Gandhi has been on a three-city tour of the United States, including speaking engagements at Stanford University in California and the National Press Club in Washington, D.C.

Meanwhile, U.S. congressional leaders have invited Modi to address a joint meeting of Congress later this month. House Speaker Kevin McCarthy, Senate Majority Leader Chuck Schumer and other leaders announced the address as an “opportunity to share your vision for India’s future and speak to the global challenges our countries both face.”

Grandson of former Indian Prime Minister Indira Gandhi, Rahul Gandhi is a member of the Indian National Congress party. He is considered to be Modi’s main challenger in the upcoming 2024 elections.

“Modern India cannot exist without our constitution and our democracy,” he said Sunday. He also urged a stronger partnership between India and the U.S. to offset China’s influence.

“One of the things we have to think about is the bridge between India and the United States,” he said. “How do we compete with the challenge the Chinese have placed on the table,” he asked, specifically citing issues of mobility and the world’s energy supply.
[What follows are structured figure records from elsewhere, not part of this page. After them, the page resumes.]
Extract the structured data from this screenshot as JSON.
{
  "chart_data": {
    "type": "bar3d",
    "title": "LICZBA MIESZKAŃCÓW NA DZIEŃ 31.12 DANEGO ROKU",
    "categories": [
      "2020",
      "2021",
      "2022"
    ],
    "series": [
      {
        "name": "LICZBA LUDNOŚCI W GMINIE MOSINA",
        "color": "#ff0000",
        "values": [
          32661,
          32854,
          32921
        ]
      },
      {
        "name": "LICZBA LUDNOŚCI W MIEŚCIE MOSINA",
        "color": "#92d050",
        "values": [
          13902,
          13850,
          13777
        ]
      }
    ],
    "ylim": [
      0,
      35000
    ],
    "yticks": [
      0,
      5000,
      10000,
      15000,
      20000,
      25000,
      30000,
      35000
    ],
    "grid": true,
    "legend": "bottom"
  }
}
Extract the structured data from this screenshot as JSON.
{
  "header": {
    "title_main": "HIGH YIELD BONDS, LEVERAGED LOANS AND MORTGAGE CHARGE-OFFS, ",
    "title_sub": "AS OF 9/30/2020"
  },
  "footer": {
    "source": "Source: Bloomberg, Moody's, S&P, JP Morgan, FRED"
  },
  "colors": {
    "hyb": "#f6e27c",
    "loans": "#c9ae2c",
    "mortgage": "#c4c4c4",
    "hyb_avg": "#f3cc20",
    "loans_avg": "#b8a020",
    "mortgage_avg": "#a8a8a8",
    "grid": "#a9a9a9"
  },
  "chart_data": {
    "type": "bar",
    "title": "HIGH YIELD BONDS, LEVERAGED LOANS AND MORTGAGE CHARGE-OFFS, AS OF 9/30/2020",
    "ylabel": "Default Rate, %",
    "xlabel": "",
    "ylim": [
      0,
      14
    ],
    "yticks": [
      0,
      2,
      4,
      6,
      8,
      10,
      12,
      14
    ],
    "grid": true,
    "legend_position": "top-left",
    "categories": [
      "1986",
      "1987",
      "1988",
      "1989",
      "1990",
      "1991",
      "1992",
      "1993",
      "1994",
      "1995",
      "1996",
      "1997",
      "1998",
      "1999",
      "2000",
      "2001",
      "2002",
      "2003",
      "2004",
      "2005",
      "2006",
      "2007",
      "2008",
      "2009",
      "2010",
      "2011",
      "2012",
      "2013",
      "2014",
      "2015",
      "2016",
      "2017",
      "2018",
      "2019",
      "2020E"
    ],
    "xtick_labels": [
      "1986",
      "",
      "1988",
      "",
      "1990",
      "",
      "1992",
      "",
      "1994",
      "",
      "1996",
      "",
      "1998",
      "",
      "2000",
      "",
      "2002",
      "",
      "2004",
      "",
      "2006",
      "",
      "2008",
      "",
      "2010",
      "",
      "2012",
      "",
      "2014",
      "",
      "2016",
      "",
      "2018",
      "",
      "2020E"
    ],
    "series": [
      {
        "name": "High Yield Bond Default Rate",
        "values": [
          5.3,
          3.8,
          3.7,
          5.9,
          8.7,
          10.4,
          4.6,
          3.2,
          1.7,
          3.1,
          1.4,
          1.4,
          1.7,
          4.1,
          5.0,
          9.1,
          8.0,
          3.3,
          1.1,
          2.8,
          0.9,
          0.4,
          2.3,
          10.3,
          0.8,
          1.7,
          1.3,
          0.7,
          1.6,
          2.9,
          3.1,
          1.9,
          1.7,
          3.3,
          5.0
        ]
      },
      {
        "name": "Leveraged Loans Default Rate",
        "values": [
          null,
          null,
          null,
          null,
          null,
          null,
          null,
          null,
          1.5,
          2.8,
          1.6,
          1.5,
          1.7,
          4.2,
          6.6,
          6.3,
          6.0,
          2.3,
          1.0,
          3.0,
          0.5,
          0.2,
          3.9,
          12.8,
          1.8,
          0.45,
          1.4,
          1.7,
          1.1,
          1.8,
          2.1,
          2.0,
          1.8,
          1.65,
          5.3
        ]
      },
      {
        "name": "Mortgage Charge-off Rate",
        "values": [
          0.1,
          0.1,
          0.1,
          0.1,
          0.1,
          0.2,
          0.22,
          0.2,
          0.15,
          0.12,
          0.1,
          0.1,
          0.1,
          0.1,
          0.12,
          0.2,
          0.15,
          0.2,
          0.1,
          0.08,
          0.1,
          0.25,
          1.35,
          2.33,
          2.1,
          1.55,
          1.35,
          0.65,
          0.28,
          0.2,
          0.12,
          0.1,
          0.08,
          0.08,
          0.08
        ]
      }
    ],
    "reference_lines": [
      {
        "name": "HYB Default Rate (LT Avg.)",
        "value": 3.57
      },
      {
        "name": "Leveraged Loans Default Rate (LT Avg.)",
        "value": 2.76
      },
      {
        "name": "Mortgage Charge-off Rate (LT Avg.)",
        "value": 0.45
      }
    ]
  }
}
The Congress Party defeated the BJP in recent state elections in the Himachal Pradesh and Karnataka states, wins that came after a series of state elections defeats after Modi became India’s prime minister in 2014. Gandhi now holds no official position in his party. He gave up the post of party president after his severe defeats by Modi’s Hindu nationalist party in 2019 national elections, though his supporters hope the more recent results will impact the country’s 2024 national elections, which are likely to be held before May.

Gandhi suffered a serious setback in March when a court convicted him in a criminal defamation case for mocking Modi’s surname, a decision that led to him being expelled from parliament. He could lose his eligibility to run for a parliamentary seat for the next eight years if an appeals court doesn’t overturn his conviction. The conviction came in connection with a speech he gave in 2019.

Gandhi, who is not related to Mahatma Gandhi, also invoked the assassinated Indian leader’s name several times during his speech, praising his model of non-violence.